Aid workers must now choose who's the most malnourished, and experts say the crisis could become as bad as the infamous 1984 famine.
– One by one, the children are placed on a scale hanging from a makeshift wooden stand.
The mothers look pleadingly at the Doctors Without Borders aid worker, but he keeps his eyes on his clipboard, tallying the figures that determine whether each child is sick enough to eat today.
The scales in a rural clinic in Hadero, Ethiopia, are the latest indicator of the severity of the global food crisis.
There is only enough medicine and high-energy Plumpy'Nut peanut paste for the most severe cases. Outside, hundreds of hungry women and children throng the gates, desperate to go through the same brutal selection process, pushed back by guards brandishing sticks to clear a path for the next in line.
In this African nation, about 10 million people, more than 12 percent of the population, are now in need of emergency food aid after a drought wiped out harvests. But because grain is now twice as expensive as a year ago – if it is available at all – there is not enough food in Ethiopia to feed everyone in need.

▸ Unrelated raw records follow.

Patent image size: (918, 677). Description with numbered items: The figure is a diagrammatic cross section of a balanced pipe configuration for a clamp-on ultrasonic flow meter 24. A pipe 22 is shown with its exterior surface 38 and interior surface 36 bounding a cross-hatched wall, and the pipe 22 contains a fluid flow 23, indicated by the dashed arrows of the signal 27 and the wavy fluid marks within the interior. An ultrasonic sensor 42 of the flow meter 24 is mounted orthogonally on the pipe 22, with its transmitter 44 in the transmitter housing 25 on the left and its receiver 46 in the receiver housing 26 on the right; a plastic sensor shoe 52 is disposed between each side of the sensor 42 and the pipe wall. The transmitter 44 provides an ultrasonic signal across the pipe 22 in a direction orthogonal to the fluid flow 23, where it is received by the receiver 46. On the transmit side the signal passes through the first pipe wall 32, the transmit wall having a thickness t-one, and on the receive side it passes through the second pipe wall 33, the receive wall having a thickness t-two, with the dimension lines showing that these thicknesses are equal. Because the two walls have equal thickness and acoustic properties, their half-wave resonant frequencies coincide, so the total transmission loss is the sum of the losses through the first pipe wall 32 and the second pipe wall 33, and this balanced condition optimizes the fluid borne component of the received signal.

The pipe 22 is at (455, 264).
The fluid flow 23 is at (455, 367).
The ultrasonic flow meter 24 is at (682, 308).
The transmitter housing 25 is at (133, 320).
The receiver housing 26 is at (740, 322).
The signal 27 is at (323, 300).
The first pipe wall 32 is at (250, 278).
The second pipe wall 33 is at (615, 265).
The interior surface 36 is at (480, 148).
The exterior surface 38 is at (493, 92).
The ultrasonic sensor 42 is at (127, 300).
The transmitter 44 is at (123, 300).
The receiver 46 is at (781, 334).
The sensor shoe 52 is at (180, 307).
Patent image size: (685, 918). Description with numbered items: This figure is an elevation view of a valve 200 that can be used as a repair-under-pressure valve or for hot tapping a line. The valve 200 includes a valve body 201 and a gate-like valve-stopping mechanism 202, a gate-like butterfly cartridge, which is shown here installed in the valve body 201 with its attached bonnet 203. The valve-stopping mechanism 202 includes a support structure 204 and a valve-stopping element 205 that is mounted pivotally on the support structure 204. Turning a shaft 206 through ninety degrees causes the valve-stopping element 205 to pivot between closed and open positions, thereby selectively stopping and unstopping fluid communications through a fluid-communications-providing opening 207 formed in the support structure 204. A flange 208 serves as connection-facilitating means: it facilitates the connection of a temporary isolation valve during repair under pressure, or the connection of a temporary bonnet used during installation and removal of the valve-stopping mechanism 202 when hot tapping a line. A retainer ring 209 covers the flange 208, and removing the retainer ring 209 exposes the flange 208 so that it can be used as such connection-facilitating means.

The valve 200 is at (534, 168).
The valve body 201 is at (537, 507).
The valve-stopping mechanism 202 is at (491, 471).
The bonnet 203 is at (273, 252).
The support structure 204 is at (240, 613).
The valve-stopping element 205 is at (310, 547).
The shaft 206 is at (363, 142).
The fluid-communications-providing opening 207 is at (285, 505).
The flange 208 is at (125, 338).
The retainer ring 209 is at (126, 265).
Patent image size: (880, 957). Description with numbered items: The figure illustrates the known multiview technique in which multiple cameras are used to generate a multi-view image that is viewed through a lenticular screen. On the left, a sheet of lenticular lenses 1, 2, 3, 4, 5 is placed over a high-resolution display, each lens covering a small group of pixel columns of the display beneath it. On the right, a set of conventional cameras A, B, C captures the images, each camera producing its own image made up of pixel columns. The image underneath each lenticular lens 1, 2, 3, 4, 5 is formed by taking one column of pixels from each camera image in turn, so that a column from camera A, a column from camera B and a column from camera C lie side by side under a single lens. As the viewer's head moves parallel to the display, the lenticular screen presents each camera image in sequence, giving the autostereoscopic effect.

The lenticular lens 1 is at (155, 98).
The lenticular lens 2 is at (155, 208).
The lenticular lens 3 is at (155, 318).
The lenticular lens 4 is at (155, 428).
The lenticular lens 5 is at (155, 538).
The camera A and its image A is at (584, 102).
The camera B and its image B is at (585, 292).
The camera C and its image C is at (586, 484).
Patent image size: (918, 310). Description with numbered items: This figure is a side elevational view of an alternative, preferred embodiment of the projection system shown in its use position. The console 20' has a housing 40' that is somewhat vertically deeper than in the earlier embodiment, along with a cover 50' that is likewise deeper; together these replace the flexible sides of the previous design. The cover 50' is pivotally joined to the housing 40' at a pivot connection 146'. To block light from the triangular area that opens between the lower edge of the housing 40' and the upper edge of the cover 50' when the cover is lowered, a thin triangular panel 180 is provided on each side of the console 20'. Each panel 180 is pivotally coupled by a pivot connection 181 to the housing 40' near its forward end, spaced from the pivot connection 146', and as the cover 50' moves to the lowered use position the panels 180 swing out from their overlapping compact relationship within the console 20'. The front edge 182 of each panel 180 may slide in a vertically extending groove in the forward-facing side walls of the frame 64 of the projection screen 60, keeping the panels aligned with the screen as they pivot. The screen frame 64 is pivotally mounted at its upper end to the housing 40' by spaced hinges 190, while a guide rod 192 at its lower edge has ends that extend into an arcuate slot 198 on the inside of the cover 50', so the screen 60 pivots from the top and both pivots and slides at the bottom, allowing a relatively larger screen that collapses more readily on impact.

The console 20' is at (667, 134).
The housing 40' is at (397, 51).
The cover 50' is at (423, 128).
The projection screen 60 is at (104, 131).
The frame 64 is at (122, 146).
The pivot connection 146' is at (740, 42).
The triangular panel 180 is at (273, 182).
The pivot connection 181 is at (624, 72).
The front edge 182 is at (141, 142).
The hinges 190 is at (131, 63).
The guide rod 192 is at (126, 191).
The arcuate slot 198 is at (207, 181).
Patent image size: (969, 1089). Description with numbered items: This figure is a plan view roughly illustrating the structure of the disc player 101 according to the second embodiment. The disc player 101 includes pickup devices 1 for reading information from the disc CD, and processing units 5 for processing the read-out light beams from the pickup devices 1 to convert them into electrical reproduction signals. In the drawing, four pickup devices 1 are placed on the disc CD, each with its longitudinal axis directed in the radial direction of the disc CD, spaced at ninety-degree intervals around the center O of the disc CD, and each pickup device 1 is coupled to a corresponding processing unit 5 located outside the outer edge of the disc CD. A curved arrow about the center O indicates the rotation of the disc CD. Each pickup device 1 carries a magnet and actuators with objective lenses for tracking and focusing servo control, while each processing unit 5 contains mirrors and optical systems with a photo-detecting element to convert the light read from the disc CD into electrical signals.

Some aid workers are concerned that the combination of forces could force the country into the worst crisis since the infamous Ethiopian famine that killed an estimated 1 million people and was brought home to millions of television viewers across the world in the mid-1980s.
Aid workers and government officials are thus forced to "prioritize," a harsh but necessary part of any relief effort, but rarely as grim a task as in Ethiopia at present.
"People don't know yet how widespread and severe the world hunger crisis is," says David Beckmann, president of Washington D.C.-based Bread for the World. "The gruesome things now happening in Ethiopia may be the first example of a country that's being pushed into a humanitarian crisis partly because of bad weather, but partly because of the high price of food and the high price of fuel."